De pronto algo comenzó a producirse en mi pecho, sentí latir nuevamente mi

corazón, como no lo había sentido durante todos estos últimos días. Ahí estaba yo,

dándole la mano a un hombre completamente desconocido para mí y que me

responsabilizaba de su vida. Yo, un tipo cualquiera, sin ceremonias, sin razones, sin

motivaciones, tenía el poder de otorgarle vida a un desconocido. Una sonrisa se

dibujó en mi cara, pero se fue transformando lentamente. Ya no era una sonrisa sino

una horrible mueca. Mi invitado se asustó e intentó soltarse de mi mano, pero no se lo

permití. Comencé a reírme de forma descompuesta. Las carcajadas recorrían toda la

casa. Me callé y lo miré a los ojos, sin soltar su mano.
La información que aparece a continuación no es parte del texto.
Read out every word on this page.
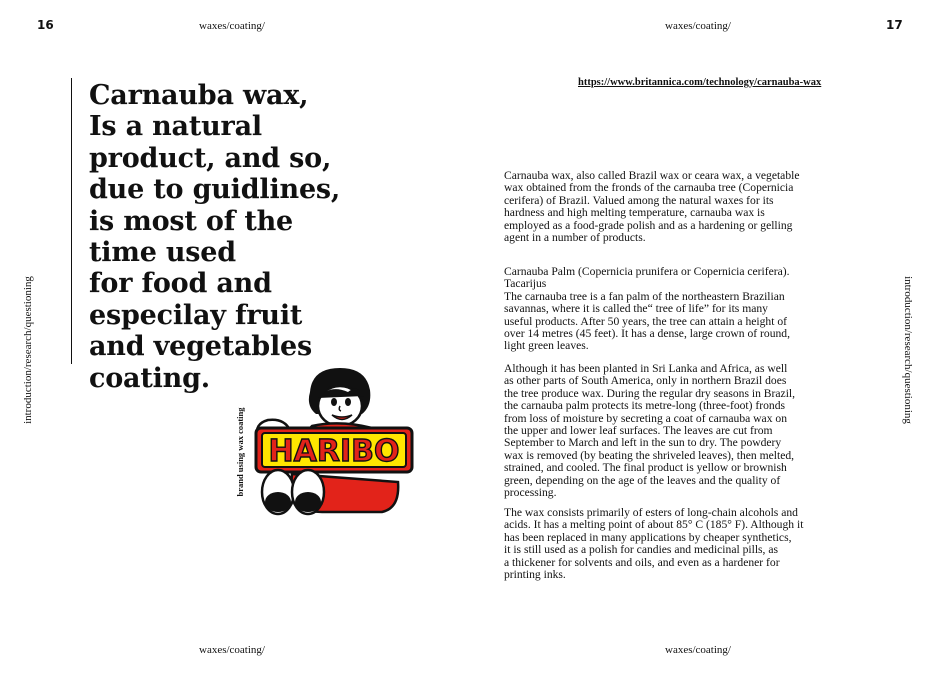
16	waxes/coating/
waxes/coating/
introduction/research/questioning
Carnauba wax,
Is a natural
product, and so,
due to guidlines,
is most of the
time used
for food and
especilay fruit
and vegetables
coating.
brand using wax coating HARIBO
17
waxes/coating/
waxes/coating/
introduction/research/questioning
https://www.britannica.com/technology/carnauba-wax

Carnauba wax, also called Brazil wax or ceara wax, a vegetable
wax obtained from the fronds of the carnauba tree (Copernicia
cerifera) of Brazil. Valued among the natural waxes for its
hardness and high melting temperature, carnauba wax is
employed as a food-grade polish and as a hardening or gelling
agent in a number of products.

Carnauba Palm (Copernicia prunifera or Copernicia cerifera).
Tacarijus
The carnauba tree is a fan palm of the northeastern Brazilian
savannas, where it is called the“ tree of life” for its many
useful products. After 50 years, the tree can attain a height of
over 14 metres (45 feet). It has a dense, large crown of round,
light green leaves.

Although it has been planted in Sri Lanka and Africa, as well
as other parts of South America, only in northern Brazil does
the tree produce wax. During the regular dry seasons in Brazil,
the carnauba palm protects its metre-long (three-foot) fronds
from loss of moisture by secreting a coat of carnauba wax on
the upper and lower leaf surfaces. The leaves are cut from
September to March and left in the sun to dry. The powdery
wax is removed (by beating the shriveled leaves), then melted,
strained, and cooled. The final product is yellow or brownish
green, depending on the age of the leaves and the quality of
processing.

The wax consists primarily of esters of long-chain alcohols and
acids. It has a melting point of about 85° C (185° F). Although it
has been replaced in many applications by cheaper synthetics,
it is still used as a polish for candies and medicinal pills, as
a thickener for solvents and oils, and even as a hardener for
printing inks.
Tomé el cuchillo con el que
había partido el queso en mi mano izquierda y le hice una profunda herida en su

antebrazo derecho. Su grito debió haberse oído incluso en la calle. Me miraba

completamente aterrado y yo comencé a reír nuevamente. Supongo que pensó que el

momento de su muerte se acercaba, al menos eso parecían indicar sus ojos.

Forcejeaba pero yo no lo soltaba, mientras su sangre se deslizaba a través de todo su

brazo hasta humedecer mi mano y caer posteriormente en grandes goteras sobre la

mesa, manchando la comida. Hasta que al fin lo solté. Lo vi salir huyendo de la casa,

dando saltos y alaridos, dejando un camino con su sangre. Seguí riendo durante unos

cuantos segundos más hasta que caí exhausto en la silla. Permanecí allí un rato hasta

que tuve fuerzas para ir a mi habitación. Mientras me dirigía hacia allá vi tirado en el

suelo, al lado de la mesa, el libro que le había regalado a mi más fiel admirador y

amigo. Pensé que era una descortesía de su parte el no habérselo llevado y volví a

sonreír.

Me acosté en mi cama realmente cansado. Sabía que debía levantarme

temprano para preparar mi viaje a Manizales a recibir el homenaje y a encontrarme

con mi esposa y mi hija. Sabía, además, que tenía que prepararle una buena excusa a

Teresa para justificar el desorden de la cocina. Y sabía que a partir de mañana todo

volvería a la normalidad, que volvería a mis rutinas y a mi tradicional estilo de vida,

tan bien programado y tan bien estructurado.